I’m sure my loyal readers, both of them, have plenty of questions about free Chinese mystery seeds. As the interim senior consumer services/Kudzilla correspondent for this award-winning publication, I’m here to help.
Q. Hey, Scott. Thanks for taking my question. Really, though how bad can these free Chinese mystery seeds be? I mean, I heard about this ol’ boy, he traded a cow for some magic beans. His momma about tore his hind-end up when she found out. But lo and behold, they were magic and a vine grew right up to the sky. After that was a lot of fee-fi-fo-ing, giant-killing and such, but it worked out great. For the boy, not the giant.
A. That’s the old English fairytale Jack and Beanstalk. These seeds are real and could eventually do ecological and economic damage. Do not plant the seeds.
Q. Let’s say I go out to the mailbox this evening — I always throw up my hand and wave if Mrs. Barnsby is on her porch snapping beans even though that old biddy can’t keep her dog out of my yard — and there among the light bill and credit card offers is pack of free Chinese mystery seeds. If I can’t plant them, what in the Sam Hill am I going to do with them?
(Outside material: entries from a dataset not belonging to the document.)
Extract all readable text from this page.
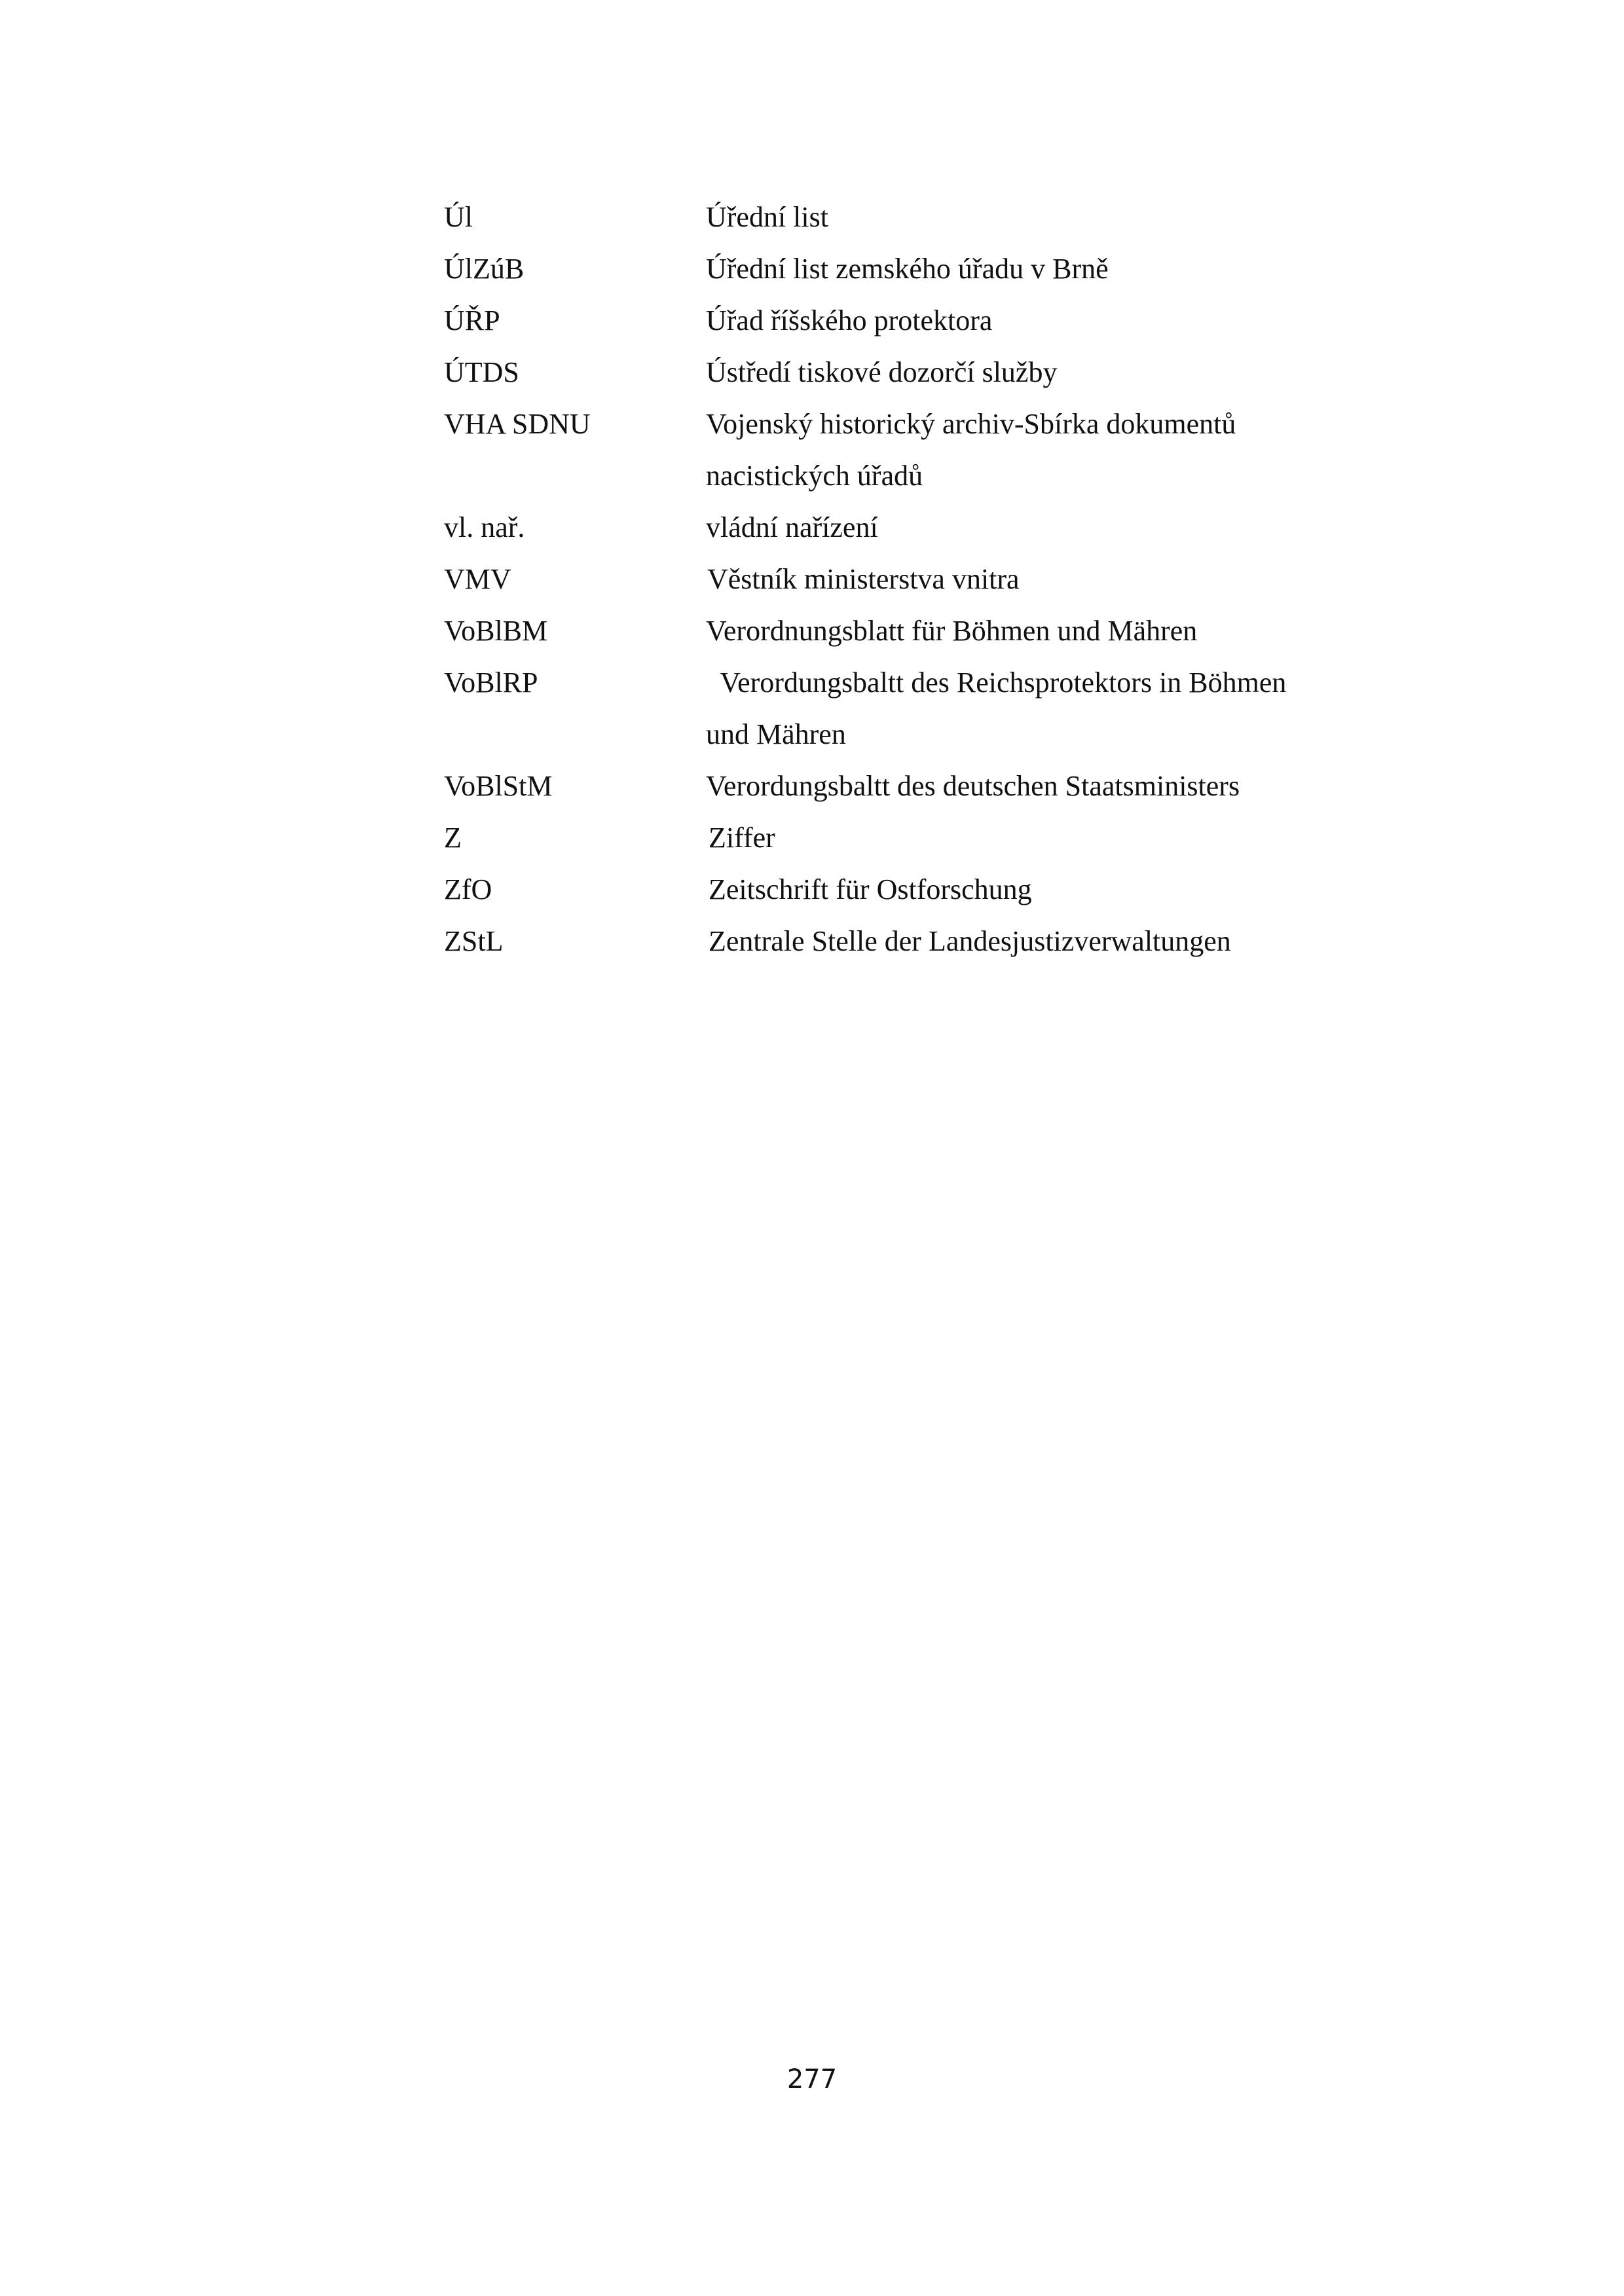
Úl	Úřední list
ÚlZúB	Úřední list zemského úřadu v Brně
ÚŘP	Úřad říšského protektora
ÚTDS	Ústředí tiskové dozorčí služby
VHA SDNU	Vojenský historický archiv-Sbírka dokumentů
nacistických úřadů
vl. nař.	vládní nařízení
VMV	Věstník ministerstva vnitra
VoBlBM	Verordnungsblatt für Böhmen und Mähren
VoBlRP	Verordungsbaltt des Reichsprotektors in Böhmen
und Mähren
VoBlStM	Verordungsbaltt des deutschen Staatsministers
Z	Ziffer
ZfO	Zeitschrift für Ostforschung
ZStL	Zentrale Stelle der Landesjustizverwaltungen
277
A. According to a USA Today story, the USDA urged the public to contact their state’s plant regulatory official or state’s animal and plant health inspection service.
“Please hold onto the seeds and packaging, including the mailing label, until someone from your state department of agriculture or APHIS (Animal and Plant Health Inspection Service) contacts you with further instructions,” the statement said. “Do not plant seeds from unknown origins.”
Q. That sounds like a lot trouble to go to. I don’t have time to keep up with free Chinese mystery seeds. I think I’ll just feed them to my goat, Jasper. He’ll eat anything — kudzu, tin cans, a role of nickels, the side mirror off Mrs. Barnsby’s Oldsmobile. It don’t make a hill of magic beans to Jasper. He’ll eat it. What’s the worst that could happen?
A. And that’s how we get Kudzilla, the horrific demon spawn of kudzu, monster and goat. Who would have thought 2020 could get any worse?